The winning left-wing candidate will now earn a salary equivalent to about $5,707 (£4,310) a month and no other public official will be able to earn more than him.

Mr López Obrador said the official residence, Los Pinos, will become a cultural centre.

The Mexican politician is certainly not the first leader to make the statement of lowering his or her salary.

It's a populist gesture often used to demonstrate that a leader of a country is in touch with the people, putting distance between themselves and the elite, says Dr Philipp Koeker at the Leibniz University, Hannover, who has studied presidential salaries in Europe.

Reality Check has looked at some of the countries where this has happened before.

Image source, AFP
Image caption,
Uruguay's Jose Mujica being interviewed at his house in 2014

Allowances and expenses mean there can be differences between the official salary and what the prime minister or president actually earns so it's not always easy to know the total income.

But there are still significant gaps in the basic salaries of leaders around the world.

The Singaporean Prime Minister Lee Hsien Loong is said to be the highest earner - paid more than $2m (£1.5m) a year. That amount is tied to the highest salaries in the country's private sector.

British Prime Minister Theresa May earns about £150,000 a year, less than German Chancellor Angela Merkel who earns closer to £200,000 whereas Chinese President Xi Jinping is said to earn just $22,000 (£16,600) a year.

Who else has taken a pay cut?

Uruguay's Jose Mujica in power until 2015, labelled the world's poorest president, gave away 90% of his monthly salary, which was about £7,500.

Although many leaders have forgone part of their earnings, they've still enjoyed the exclusive perks of the job.

However, Mr Mujica drove an old Volkswagen Beetle and chose to live in a farmhouse instead of the presidential residence.

Also in the region, Evo Morales the president of Bolivia, reduced his salary to about £1,000 a month when he took power in 2005. He was fulfilling an election campaign promise.

In Bolivia, no public sector employee is allowed to earn more than the president, which meant at the time there were pay reviews across the government.

In 2015, the then president of Brazil, Dilma Rousseff, under fire for the country's widespread economic challenges, ordered mass cuts to government jobs and a 10% reduction to her own salary to about $90,000 (£68,000) a year.

Image source, Getty Images
Image caption,
Former President of Brazil Dilma Rousseff

A 10% cut to the salaries of Russian President Vladimir Putin and his staff was announced in 2015 amid rising food prices and Western sanctions.

Mr Putin declared an income of 18.73m roubles (£226,444) in 2017. More than half of this amount came from the sale of a property in the Moscow area.

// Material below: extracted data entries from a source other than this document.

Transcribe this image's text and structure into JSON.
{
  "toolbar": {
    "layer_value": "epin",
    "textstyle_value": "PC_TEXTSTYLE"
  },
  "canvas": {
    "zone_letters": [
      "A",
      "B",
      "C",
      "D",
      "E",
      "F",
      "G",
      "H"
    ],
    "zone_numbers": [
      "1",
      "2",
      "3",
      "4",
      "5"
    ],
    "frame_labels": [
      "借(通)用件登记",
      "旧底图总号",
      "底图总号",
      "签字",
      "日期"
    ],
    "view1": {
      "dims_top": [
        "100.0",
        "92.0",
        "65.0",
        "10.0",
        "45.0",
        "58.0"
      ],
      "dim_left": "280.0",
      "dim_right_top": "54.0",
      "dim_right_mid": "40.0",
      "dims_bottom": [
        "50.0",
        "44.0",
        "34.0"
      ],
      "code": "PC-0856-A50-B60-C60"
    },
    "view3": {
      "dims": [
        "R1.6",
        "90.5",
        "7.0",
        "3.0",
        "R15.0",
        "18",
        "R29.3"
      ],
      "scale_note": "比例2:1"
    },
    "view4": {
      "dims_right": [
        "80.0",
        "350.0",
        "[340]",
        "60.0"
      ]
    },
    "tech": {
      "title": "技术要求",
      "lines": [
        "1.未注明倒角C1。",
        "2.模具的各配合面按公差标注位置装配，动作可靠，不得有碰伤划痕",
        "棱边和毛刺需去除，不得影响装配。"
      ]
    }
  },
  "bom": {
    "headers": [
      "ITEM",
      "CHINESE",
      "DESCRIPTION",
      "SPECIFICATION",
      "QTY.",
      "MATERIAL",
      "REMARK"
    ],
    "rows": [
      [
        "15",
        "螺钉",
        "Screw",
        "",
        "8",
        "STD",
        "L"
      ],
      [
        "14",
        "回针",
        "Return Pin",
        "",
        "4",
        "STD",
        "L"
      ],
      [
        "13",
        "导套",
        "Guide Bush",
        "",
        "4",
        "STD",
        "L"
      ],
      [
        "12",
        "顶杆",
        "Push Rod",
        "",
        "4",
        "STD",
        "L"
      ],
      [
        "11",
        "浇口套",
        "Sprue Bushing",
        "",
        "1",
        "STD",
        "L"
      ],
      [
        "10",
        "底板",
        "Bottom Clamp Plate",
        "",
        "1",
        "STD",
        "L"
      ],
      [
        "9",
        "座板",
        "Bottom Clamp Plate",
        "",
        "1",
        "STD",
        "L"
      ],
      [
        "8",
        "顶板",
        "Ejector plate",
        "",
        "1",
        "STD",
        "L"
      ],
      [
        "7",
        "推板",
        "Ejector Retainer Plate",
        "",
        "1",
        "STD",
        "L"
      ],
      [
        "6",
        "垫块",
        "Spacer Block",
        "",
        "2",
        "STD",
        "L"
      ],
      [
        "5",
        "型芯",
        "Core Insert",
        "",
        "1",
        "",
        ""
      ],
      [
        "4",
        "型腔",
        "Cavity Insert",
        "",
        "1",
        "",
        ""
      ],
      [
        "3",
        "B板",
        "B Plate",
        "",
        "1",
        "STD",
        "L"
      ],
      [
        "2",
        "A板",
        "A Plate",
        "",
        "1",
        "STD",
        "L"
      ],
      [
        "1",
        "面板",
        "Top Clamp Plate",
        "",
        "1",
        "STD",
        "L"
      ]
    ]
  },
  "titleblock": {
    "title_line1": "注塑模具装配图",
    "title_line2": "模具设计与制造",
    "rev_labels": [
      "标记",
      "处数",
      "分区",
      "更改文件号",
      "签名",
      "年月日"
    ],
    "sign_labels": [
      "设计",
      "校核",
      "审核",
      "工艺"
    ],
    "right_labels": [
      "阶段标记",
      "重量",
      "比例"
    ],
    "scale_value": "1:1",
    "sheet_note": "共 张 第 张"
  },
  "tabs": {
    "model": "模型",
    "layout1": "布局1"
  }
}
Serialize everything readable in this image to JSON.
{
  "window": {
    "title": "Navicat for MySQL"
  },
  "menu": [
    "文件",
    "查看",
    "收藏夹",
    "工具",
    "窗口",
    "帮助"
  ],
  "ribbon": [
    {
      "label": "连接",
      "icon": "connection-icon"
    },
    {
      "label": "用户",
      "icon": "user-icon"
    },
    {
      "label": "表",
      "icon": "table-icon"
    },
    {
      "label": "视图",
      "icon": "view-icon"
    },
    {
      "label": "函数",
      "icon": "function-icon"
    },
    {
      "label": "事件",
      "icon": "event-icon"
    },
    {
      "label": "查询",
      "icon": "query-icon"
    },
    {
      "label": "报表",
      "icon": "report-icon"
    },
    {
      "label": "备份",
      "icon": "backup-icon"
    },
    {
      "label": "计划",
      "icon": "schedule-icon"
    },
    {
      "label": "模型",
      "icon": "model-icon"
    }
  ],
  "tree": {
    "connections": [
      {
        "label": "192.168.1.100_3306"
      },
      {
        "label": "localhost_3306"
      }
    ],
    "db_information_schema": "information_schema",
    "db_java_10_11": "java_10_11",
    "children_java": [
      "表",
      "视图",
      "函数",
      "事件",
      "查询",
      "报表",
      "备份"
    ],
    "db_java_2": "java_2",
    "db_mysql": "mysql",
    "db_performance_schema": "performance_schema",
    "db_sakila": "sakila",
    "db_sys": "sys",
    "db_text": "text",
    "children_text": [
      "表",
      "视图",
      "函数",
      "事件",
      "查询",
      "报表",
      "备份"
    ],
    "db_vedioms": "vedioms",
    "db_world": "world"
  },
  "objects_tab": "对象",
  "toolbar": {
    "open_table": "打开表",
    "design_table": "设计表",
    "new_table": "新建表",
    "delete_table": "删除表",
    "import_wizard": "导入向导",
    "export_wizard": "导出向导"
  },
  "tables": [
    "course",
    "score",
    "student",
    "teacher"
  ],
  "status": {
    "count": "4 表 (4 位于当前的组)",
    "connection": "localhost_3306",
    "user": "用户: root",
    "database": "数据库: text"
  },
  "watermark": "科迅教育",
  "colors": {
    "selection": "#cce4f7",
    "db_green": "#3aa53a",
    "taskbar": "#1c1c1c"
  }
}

South Africa's new president Cyril Ramaphosa said he intends to cut his salary in half, which means about £100,000 will be distributed through the Nelson Mandela Foundation. A former businessman and one of South Africa's richest men Mr Ramaphosa reportedly has a fortune of more than $400m.

The presidential salary in Nigeria was $70,000 (£53,000) before Muhammadu Buhari and his vice president agreed to a 50% pay cut at the beginning of his term in 2015.

Going back further, in the 1980s the former president of Burkina Faso Thomas Sankara took a monthly wage of $450 and banned the use of chauffeur-driven cars and first class airline tickets by his ministers, according to the Guardian.

Who doesn't take a salary?

The current Slovakian president, Andrej Kiska, who entered politics a rich man, donates his entire salary to a charity.

In 2013, the Slovakian president had received a monthly salary of more than $9,000 (£6,800).

It was the highest in central and eastern Europe at the time, according to an analysis by Dr Koeker.

Donald Trump has followed in the footsteps of other US presidents by donating most of his salary to charity and only taking $1 a year. Herbert Hoover and John F Kennedy made the same symbolic gesture. American presidents earn about $400,000 (£320,000) a year.

Former White House press secretary Sean Spicer told journalists at a news conference in March 2017 that Mr Trump wanted the help of the media to decide where the salary should be donated.